La recepcionista del restaurante movía los labios a destiempo, como en una película de bajo presupuesto. Desistí de almorzar el plato del día: «SALMÓN ROSADO CON PEDO AL VAPOR», escrito en la pizarra con tiza espástica, lo que me ahorró la insufrible hora pico del ascensor. Una vez a solas con mi reflejo, presioné el número uno y observé cómo las puertas de chapa aguillotinaban a los comensales de las mesas lejanas. Segundos después, los vomitó con un pitido que tomé personal.
—Ya estás en el primer piso, idiota. Tu destino es la planta baja.
Con ojos de liebre vi cómo el cero permanecía impasible ante la presión. Mi jaula, aprovechando el momento de indecisión, había cerrado sus puertas y ascendía con parsimonia. Opté por armarme de paciencia y pasear hasta el piso cinco, o como mucho, el ocho, pues se trataba de un edificio industrial, más ancho que alto. Pasado el piso treinta y cinco el ascensor, atizado por las espuelas de mi propio corazón, comenzó a ganar velocidad. Parpadeé el cuarenta y dos ya sin saber a qué atenerme.
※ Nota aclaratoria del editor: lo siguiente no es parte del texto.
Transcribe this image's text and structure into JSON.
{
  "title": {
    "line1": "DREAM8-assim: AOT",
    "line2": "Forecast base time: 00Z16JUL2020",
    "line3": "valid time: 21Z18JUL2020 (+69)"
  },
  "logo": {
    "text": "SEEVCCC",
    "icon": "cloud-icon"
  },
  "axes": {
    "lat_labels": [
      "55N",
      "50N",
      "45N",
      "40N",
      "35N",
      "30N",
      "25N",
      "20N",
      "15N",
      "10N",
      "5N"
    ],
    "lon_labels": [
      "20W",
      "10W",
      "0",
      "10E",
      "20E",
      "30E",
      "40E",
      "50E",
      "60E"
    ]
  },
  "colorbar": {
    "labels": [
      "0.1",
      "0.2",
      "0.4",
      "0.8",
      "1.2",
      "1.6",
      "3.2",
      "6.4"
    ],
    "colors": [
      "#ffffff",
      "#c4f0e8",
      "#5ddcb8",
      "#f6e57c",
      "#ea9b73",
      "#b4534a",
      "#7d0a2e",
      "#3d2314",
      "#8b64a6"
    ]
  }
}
En mi vida había estado tan alto. Boqueaba con dificultad cuando alcanzamos el 77 y el aparato se frenó con la elasticidad de un chicle. El telón de chapa reveló que no había nadie esperando en la parada. Odié profundamente a nadie.
En un metro cuadrado de segundos desesperados, asomé la cabeza. Una anciana que ostentaba carácter se erigía tras la recepción de lo que supuse un estudio contable. Masticaba una medialuna seca.
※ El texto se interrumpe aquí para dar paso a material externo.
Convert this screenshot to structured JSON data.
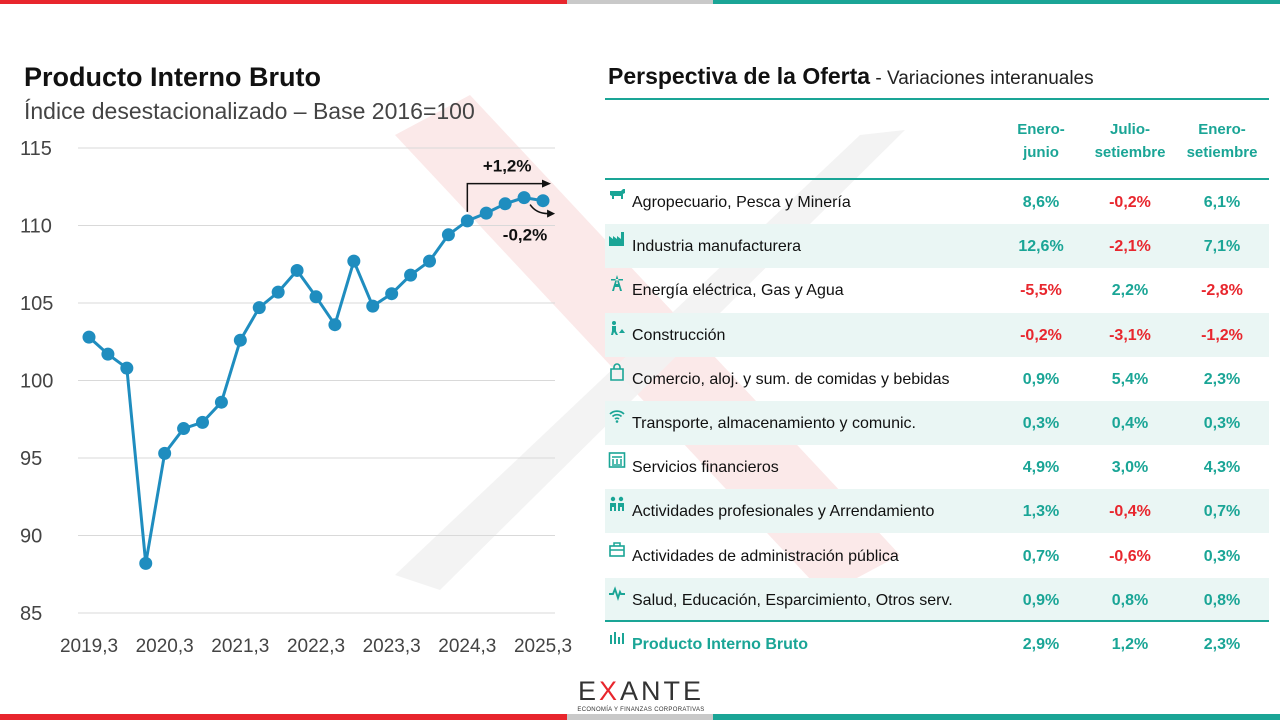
{
  "chart_data": {
    "type": "line",
    "title": "Producto Interno Bruto",
    "subtitle": "Índice desestacionalizado – Base 2016=100",
    "ylim": [
      85,
      115
    ],
    "y_ticks": [
      "115",
      "110",
      "105",
      "100",
      "95",
      "90",
      "85"
    ],
    "x_tick_labels": [
      "2019,3",
      "2020,3",
      "2021,3",
      "2022,3",
      "2023,3",
      "2024,3",
      "2025,3"
    ],
    "x": [
      "2019,3",
      "2019,4",
      "2020,1",
      "2020,2",
      "2020,3",
      "2020,4",
      "2021,1",
      "2021,2",
      "2021,3",
      "2021,4",
      "2022,1",
      "2022,2",
      "2022,3",
      "2022,4",
      "2023,1",
      "2023,2",
      "2023,3",
      "2023,4",
      "2024,1",
      "2024,2",
      "2024,3",
      "2024,4",
      "2025,1",
      "2025,2",
      "2025,3"
    ],
    "values": [
      102.8,
      101.7,
      100.8,
      88.2,
      95.3,
      96.9,
      97.3,
      98.6,
      102.6,
      104.7,
      105.7,
      107.1,
      105.4,
      103.6,
      107.7,
      104.8,
      105.6,
      106.8,
      107.7,
      109.4,
      110.3,
      110.8,
      111.4,
      111.8,
      111.6
    ],
    "annotations": [
      "+1,2%",
      "-0,2%"
    ],
    "line_color": "#1f8dbf"
  },
  "table": {
    "title": "Perspectiva de la Oferta",
    "subtitle": " - Variaciones interanuales",
    "columns": [
      [
        "Enero-",
        "junio"
      ],
      [
        "Julio-",
        "setiembre"
      ],
      [
        "Enero-",
        "setiembre"
      ]
    ],
    "rows": [
      {
        "label": "Agropecuario, Pesca y Minería",
        "icon": "cow-icon",
        "values": [
          "8,6%",
          "-0,2%",
          "6,1%"
        ]
      },
      {
        "label": "Industria manufacturera",
        "icon": "factory-icon",
        "values": [
          "12,6%",
          "-2,1%",
          "7,1%"
        ]
      },
      {
        "label": "Energía eléctrica, Gas y Agua",
        "icon": "power-tower-icon",
        "values": [
          "-5,5%",
          "2,2%",
          "-2,8%"
        ]
      },
      {
        "label": "Construcción",
        "icon": "worker-icon",
        "values": [
          "-0,2%",
          "-3,1%",
          "-1,2%"
        ]
      },
      {
        "label": "Comercio,  aloj. y sum. de comidas y bebidas",
        "icon": "shopping-bag-icon",
        "values": [
          "0,9%",
          "5,4%",
          "2,3%"
        ]
      },
      {
        "label": "Transporte, almacenamiento y comunic.",
        "icon": "wifi-icon",
        "values": [
          "0,3%",
          "0,4%",
          "0,3%"
        ]
      },
      {
        "label": "Servicios financieros",
        "icon": "bank-icon",
        "values": [
          "4,9%",
          "3,0%",
          "4,3%"
        ]
      },
      {
        "label": "Actividades profesionales y Arrendamiento",
        "icon": "people-icon",
        "values": [
          "1,3%",
          "-0,4%",
          "0,7%"
        ]
      },
      {
        "label": "Actividades de administración pública",
        "icon": "briefcase-icon",
        "values": [
          "0,7%",
          "-0,6%",
          "0,3%"
        ]
      },
      {
        "label": "Salud, Educación, Esparcimiento, Otros serv.",
        "icon": "heartbeat-icon",
        "values": [
          "0,9%",
          "0,8%",
          "0,8%"
        ]
      }
    ],
    "total": {
      "label": "Producto Interno Bruto",
      "icon": "bar-chart-icon",
      "values": [
        "2,9%",
        "1,2%",
        "2,3%"
      ]
    }
  },
  "logo": {
    "name": "EXANTE",
    "tagline": "ECONOMÍA Y FINANZAS CORPORATIVAS"
  },
  "colors": {
    "red": "#e8262d",
    "teal": "#1aa596",
    "grey": "#c9c9c9",
    "line": "#1f8dbf"
  }
}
—¿Podría ayudarme a bajar? —le rogué—. Me arde el pecho.
—Pero… ¡Tocá el botón! —respondió ésta, como si se tratara de la tarea más simple del mundo.
Me concentré en el tablero infinito que, paradójicamente, no incluía la idea de una planta baja. Se destacaba, por su marginalidad, un botón rojo y redondo, que presioné con la ilusión de una charla con el asistente técnico. El error me hizo comprender que todas las opciones conducían hacia el mismo sitio. Entonces, el puño de hierro me apretó con fuerza y seguimos, fundidos en uno, el largo camino cuesta arriba.
Y les advierto que es mentira. Es mentira que ya no importa.